Dr. Sanjay Gupta in Port-au-Prince, Haiti
Photo: CNN Chief Medical Correspondent Sanjay Gupta
On January 13, 2010, one day after a devastating earthquake destroyed Haiti's largest city and left an estimated 200,000 people dead, CNN's chief medical correspondent Dr. Sanjay Gupta arrived on the scene.

This trained neurosurgeon filed some of the first reports out of Port-au-Prince, Haiti, the epicenter of the destruction, and helped treat injured men, women and children. After hospitals were reduced to rubble, he found patients wandering the streets, looking for medical assistance.

One person begged Dr. Gupta to examine a 15-day-old baby girl who suffered a head injury during the earthquake. Thankfully, her skull was not fractured. Dr. Gupta bandaged her head laceration and moved on to help others in need.

Then, while helping out at a field hospital, Dr. Gupta says reports of violence caused Belgian doctors to evacuate. Dr. Gupta, the only doctor left behind, and his crew stayed to care for 25 critically injured patients.

On the morning of January 20, 2010, Dr. Gupta joins Oprah live via satellite…just hours after a 6.1 aftershock rattled Haiti's shaky structures and spread fear among survivors. "People have obviously been displaced from their homes, but also to your point, people are just fearful to go back inside a structure because of these aftershocks," Dr. Gupta says. "It's hard to describe the emotional anxiety."
Dr. Sanjay Gupta on the medical crisis
Aftershocks aren't the biggest problem facing Haiti. Dr. Gupta says this island nation is facing a medical crisis that, with the proper distribution of doctors and supplies, is preventable.

"Obviously, at the time of the initial earthquake, a lot of people died. We know that now. What is sort of important for people to realize is that a lot of people lived, as well, but barely. They have traumatic injuries, and they are dying," he says. "They're just not getting the care that they need."

Dr. Gupta says no one should die because they suffered a crushed limb or infection. "They have what are called 'preventable deaths' in the medical world," he says. "It's something that, in most hospitals around the world, could be taken care of pretty easily, but instead, they're walking the streets. They're slowly going into kidney failure. They're having heart problems."
Dr. Sanjay Gupta
To get medicine and basic necessities to those who need it most, Dr. Gupta says Haiti has to put someone in charge of supply distribution. "It's somewhat appalling, actually, because so many of these supplies I'm talking about are at the airports," he says. "They've gotten into Port-au-Prince, but they're not getting distributed to places like this where it's needed most."

Dr.

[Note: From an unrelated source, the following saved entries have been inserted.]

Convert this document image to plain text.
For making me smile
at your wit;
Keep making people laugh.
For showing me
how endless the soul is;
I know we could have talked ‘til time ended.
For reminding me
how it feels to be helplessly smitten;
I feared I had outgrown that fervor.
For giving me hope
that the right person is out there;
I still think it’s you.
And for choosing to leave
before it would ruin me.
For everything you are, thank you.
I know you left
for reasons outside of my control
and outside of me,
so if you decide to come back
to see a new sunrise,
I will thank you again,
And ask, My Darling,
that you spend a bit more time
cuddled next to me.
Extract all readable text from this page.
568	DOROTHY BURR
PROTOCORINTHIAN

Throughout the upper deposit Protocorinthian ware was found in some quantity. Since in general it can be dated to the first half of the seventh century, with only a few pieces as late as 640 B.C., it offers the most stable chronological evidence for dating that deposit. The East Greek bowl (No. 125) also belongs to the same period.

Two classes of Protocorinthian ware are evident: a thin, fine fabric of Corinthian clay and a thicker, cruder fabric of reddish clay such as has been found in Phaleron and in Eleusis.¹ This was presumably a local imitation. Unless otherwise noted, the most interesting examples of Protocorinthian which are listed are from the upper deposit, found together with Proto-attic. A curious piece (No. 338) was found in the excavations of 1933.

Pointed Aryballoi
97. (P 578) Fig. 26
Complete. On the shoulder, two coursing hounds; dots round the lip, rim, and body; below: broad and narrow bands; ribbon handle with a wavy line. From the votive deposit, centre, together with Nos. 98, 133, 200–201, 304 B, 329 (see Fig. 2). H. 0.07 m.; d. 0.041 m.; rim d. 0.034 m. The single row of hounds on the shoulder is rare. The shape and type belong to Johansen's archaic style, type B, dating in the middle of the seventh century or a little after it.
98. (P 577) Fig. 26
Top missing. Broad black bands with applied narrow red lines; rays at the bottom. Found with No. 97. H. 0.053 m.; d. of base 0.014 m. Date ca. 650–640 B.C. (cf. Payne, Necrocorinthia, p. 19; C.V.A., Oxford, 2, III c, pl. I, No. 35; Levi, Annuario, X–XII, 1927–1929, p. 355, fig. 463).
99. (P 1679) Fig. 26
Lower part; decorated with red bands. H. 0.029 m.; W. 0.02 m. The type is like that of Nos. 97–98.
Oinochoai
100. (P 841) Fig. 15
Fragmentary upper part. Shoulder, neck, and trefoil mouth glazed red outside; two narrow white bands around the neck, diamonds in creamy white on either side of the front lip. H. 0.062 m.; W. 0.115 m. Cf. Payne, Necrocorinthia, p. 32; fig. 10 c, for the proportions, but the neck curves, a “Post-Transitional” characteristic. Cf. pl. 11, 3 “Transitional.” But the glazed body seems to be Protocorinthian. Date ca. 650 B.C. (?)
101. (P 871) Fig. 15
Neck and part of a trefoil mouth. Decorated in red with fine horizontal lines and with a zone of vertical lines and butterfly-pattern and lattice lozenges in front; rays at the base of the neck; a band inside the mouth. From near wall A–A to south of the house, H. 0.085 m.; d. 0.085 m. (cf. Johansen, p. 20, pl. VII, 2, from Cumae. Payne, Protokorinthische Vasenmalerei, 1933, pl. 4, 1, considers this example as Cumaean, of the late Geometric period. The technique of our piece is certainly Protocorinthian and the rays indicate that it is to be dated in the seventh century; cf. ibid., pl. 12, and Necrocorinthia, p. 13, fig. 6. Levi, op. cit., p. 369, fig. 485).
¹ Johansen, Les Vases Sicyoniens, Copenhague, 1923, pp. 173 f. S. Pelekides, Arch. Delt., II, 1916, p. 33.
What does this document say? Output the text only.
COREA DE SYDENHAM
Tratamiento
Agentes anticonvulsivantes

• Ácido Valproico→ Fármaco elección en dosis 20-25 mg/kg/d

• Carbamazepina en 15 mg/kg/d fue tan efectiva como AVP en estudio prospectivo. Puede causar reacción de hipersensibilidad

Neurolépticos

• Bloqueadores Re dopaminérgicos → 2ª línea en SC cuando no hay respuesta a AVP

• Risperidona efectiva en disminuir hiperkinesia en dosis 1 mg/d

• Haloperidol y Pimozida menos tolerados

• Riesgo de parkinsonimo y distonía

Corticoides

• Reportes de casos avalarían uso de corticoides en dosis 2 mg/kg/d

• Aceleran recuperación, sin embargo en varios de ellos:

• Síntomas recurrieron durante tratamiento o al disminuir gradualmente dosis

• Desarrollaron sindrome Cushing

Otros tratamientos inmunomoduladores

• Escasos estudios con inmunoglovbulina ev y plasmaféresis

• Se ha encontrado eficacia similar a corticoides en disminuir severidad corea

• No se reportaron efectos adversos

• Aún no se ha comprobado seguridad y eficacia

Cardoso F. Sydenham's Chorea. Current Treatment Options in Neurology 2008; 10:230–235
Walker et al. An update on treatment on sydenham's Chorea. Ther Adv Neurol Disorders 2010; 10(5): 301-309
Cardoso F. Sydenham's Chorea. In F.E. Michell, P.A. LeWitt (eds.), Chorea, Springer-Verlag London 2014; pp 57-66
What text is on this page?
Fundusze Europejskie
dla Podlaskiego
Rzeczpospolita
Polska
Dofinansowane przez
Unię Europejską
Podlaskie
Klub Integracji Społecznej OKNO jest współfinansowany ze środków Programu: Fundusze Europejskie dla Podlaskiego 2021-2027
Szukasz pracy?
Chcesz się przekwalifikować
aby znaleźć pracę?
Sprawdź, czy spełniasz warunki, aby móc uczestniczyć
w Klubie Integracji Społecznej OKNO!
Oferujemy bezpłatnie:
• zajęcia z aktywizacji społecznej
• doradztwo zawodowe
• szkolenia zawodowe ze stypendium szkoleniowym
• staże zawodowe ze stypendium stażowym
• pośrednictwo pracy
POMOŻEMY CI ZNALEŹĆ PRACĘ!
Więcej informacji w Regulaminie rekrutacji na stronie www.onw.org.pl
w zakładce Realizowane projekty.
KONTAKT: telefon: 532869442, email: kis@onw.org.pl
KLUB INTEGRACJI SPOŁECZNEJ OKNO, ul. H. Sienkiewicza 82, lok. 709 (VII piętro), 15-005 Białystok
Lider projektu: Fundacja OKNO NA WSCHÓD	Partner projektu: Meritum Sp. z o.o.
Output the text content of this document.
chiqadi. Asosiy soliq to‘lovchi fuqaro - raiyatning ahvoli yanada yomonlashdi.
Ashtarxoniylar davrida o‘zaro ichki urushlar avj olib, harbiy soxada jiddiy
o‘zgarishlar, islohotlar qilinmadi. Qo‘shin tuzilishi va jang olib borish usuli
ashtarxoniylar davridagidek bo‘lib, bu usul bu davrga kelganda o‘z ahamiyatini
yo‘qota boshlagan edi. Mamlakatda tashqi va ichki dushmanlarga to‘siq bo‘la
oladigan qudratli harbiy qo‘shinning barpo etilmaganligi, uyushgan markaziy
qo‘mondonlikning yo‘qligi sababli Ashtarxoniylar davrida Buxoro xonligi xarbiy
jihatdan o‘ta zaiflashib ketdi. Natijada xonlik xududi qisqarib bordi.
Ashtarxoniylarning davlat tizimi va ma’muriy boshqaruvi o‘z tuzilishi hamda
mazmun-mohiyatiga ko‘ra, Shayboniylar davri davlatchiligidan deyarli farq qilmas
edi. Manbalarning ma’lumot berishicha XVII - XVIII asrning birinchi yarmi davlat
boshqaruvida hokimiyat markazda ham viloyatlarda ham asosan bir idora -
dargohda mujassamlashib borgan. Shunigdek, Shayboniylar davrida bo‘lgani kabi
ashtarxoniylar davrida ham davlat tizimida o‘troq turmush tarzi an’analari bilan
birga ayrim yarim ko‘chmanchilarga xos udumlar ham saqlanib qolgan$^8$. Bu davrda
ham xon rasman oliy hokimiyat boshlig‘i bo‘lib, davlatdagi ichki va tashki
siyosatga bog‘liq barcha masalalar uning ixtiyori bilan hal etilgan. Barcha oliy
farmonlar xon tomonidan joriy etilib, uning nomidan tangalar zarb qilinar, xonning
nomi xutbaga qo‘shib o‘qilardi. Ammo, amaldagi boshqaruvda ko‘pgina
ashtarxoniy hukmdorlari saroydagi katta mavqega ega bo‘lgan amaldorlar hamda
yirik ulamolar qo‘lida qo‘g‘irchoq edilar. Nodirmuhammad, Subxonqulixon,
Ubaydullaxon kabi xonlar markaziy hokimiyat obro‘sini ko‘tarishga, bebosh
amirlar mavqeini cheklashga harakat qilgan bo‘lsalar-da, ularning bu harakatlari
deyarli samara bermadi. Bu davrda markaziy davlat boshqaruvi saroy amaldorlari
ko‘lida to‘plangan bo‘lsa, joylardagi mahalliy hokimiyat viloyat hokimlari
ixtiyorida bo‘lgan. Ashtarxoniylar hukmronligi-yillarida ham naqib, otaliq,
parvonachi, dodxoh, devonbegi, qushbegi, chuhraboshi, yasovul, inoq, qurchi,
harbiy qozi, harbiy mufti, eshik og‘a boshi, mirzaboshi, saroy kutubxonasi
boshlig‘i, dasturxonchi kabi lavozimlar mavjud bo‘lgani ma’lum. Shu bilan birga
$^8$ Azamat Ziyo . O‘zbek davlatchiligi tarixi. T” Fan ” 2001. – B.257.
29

Gupta says there are Haitian citizens on the ground who know what's happened and where the need is greatest, but instead of gathering vital information and focusing on lifesaving efforts, security has become the top priority.

"Unless you save people's lives, unless you get them some care, the security's not going to matter," Dr. Gupta says. "And, by the way, if you increase the access to medical care, they're going to decrease security concerns. People are desperate. That's why these security concerns go up."
Dr. Sanjay Gupta
There have been many deadly natural disasters in recent years, including the East Asian tsunami and Hurricane Katrina, but Dr. Gupta says he's never seen anything like what's happening in Haiti.

Dr. Gupta says this crisis worries him more than all the others. "You've got to think about where Haiti started," he says. "This is a country that's, as you know, one of the most impoverished in this part of the world. But as a reflection of that, the medical infrastructure was terrible. [It was] really nonexistent in so many places. It has one of the worst physician-to-patient ratios anywhere in the world. That was the starting point eight days ago."

Now, with a sudden decrease in number of hospitals and medical personnel and an increase in the number of patients, Dr. Gupta says it's hard to imagine how Haiti will ever catch up. "With the tsunami, people either lived or they died. People who lived, they needed basic supplies like food and water, but for the most part, they weren't injured," he says. "People here lived, but they live with catastrophic injuries, and they need that care."